Activists in Violence-plagued Honduras City Hold Pride Parade

Hundreds of people from across Honduras on Saturday participated in a Pride parade that took place in one of the world’s most dangerous cities.

Kendra Stefani Jordany, a transgender woman who is running for the Central American Parliament, is among the roughly 400 people who took part in the march in the Honduran city of San Pedro Sula.

A bill that would allow trans Hondurans to legally change their names on legal documents are among the issues that Jordany and other parade participants highlighted. They also marched in support of LGBT Hondurans’ participation in the country’s general election that is scheduled to take place on Nov. 26.

Freddy Funez, a local LGBT rights advocate, told the Washington Blade the first Pride parade in Honduras’ second-largest city took place in 2000. He said people lined the streets on Saturday and watched the parade as it made its way through the city.

“What we want is that our vote, our voices are included in these public political processes,” he told the Blade.

Funez told the Blade a group of “homophobes” shot guns into the air during the parade. He said a group of evangelical Christians with loud speakers gathered in a park in downtown San Pedro Sula, but parade participants “did not realize what they said because we were in our celebration.”

Funez said nobody was injured during either incident.

“We want to demand the same rights that any other Honduran has in this country,” he told the Blade.

Parade participants seek ‘more inclusive society’

San Pedro Sula, which has a population of more than 700,000 people, is roughly 150 miles northwest of the Honduran capital of Tegucigalpa.

San Pedro Sula in 2015 had 171.2 murders per 100,000 people, which made it the most dangerous city in the world that it is not in a war zone.

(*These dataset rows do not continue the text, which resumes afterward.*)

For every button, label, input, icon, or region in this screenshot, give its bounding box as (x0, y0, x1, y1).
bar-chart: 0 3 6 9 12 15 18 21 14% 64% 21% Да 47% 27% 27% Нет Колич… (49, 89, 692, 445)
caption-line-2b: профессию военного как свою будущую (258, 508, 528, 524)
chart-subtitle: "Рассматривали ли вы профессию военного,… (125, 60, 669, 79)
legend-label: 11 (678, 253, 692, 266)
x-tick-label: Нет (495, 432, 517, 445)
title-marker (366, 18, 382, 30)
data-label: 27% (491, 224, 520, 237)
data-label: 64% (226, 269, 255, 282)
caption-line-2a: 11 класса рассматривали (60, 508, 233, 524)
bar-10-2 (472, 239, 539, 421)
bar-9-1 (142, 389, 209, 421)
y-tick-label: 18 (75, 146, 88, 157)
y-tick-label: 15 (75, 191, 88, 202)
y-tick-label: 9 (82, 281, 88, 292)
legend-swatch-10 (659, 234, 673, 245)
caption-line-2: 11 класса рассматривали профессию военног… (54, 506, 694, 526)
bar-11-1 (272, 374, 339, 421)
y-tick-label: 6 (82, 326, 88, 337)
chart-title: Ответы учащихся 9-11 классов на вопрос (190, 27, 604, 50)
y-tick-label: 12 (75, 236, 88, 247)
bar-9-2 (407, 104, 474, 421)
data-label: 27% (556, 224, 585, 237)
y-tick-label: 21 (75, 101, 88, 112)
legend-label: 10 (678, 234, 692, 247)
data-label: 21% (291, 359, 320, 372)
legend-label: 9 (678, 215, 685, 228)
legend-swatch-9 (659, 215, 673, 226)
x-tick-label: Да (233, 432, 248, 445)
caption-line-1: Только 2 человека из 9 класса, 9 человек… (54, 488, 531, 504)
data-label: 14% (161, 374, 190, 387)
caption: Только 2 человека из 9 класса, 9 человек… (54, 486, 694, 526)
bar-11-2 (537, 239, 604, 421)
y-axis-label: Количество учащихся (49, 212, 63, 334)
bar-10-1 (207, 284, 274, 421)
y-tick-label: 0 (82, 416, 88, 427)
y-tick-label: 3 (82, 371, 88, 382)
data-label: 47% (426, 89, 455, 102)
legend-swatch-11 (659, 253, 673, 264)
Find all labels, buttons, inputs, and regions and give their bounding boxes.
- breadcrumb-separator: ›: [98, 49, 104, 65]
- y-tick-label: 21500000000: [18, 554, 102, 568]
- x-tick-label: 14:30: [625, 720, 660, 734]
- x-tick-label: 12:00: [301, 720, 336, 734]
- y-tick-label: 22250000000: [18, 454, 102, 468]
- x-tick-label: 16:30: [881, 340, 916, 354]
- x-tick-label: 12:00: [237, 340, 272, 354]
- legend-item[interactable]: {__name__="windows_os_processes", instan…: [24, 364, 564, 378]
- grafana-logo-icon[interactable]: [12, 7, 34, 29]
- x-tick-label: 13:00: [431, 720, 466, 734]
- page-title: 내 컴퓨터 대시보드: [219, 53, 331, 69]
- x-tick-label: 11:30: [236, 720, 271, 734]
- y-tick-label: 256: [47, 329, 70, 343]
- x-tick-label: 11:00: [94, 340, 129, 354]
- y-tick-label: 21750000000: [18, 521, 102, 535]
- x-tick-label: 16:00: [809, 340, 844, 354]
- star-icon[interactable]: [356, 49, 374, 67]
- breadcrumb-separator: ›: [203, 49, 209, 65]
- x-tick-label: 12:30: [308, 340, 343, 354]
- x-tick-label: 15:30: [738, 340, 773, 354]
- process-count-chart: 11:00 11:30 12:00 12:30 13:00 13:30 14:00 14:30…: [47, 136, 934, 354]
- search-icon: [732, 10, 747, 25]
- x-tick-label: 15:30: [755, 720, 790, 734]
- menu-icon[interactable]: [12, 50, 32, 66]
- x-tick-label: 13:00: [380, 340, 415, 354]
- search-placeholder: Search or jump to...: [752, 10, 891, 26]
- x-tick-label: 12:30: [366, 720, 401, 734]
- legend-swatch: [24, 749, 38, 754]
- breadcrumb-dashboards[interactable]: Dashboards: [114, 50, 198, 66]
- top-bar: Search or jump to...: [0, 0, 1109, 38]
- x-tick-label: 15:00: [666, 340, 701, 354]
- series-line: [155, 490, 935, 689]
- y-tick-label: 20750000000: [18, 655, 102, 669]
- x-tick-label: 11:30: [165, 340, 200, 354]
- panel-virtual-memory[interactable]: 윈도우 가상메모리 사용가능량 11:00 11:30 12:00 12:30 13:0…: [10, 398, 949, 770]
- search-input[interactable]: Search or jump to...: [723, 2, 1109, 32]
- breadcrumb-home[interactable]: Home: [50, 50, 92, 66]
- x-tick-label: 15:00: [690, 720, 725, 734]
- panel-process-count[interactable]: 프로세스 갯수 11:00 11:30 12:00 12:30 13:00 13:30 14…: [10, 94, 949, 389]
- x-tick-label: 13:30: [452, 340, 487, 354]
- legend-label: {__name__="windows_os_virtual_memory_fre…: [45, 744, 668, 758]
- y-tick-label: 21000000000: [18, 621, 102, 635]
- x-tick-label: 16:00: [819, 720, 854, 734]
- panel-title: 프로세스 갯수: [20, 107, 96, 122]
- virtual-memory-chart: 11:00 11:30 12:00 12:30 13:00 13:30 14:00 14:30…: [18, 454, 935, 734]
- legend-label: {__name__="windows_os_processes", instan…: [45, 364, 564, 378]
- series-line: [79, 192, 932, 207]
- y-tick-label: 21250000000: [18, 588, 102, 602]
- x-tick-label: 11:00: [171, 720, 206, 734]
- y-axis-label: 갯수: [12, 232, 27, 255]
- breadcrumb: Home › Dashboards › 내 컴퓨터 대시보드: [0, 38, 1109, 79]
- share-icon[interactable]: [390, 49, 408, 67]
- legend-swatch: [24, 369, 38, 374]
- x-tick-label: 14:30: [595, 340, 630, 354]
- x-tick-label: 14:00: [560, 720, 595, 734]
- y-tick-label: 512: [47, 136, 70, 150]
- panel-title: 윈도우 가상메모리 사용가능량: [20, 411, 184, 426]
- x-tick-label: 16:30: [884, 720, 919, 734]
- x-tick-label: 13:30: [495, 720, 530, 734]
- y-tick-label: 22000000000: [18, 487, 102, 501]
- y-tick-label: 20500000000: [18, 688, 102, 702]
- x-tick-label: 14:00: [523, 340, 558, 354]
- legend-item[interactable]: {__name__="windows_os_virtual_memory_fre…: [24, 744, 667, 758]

This figure dropped to 111.03 murders per 100,000 people in 2016.

René Martínez, a prominent local activist who was a member of President Juan Orlando Hernández’s ruling National Party, was found strangled to death in June 2016 after leaving his home in San Pedro Sula’s Chamelecón neighborhood.

Funez, who worked closely with Martínez, and other activists with whom the Blade spoke earlier this year while reporting from San Pedro Sula said police officers and gang members frequently target trans sex workers for extortion and violence and force them to sell drugs. They also said local residents who publicly criticize the gangs and the police and file formal complaints against them often receive threats that force them into hiding.

A lack of employment, education and health care and poverty have made many members of San Pedro Sula’s LGBT community susceptible to violence and discrimination. Many of them have chosen to flee the country for Mexico, and ultimately the U.S.

“We marched with the entire LGBTI community for a more inclusive society,” Javier Carrington, a local LGBT rights advocate, told the Blade.

The parade took place less than a week after David Valle of the Center for LGBTI Development and Cooperation, a Honduran advocacy group, was brutally attacked inside his home in Tegucigalpa.

Valle was scheduled to attend a meeting of Honduran advocacy groups in San Pedro Sula on Monday the U.S. Agency for International Development has organized.

Valle was expected to attend a meeting of Honduran LGBT and intersex advocacy groups in the city of San Pedro Sula on Monday that the U.S. Agency for International Development has organized. Valle, who ran for office in 2011, has participated in Gay and Lesbian Victory Institute-sponsored meetings and conferences in Honduras, the U.S. and the Dominican Republic.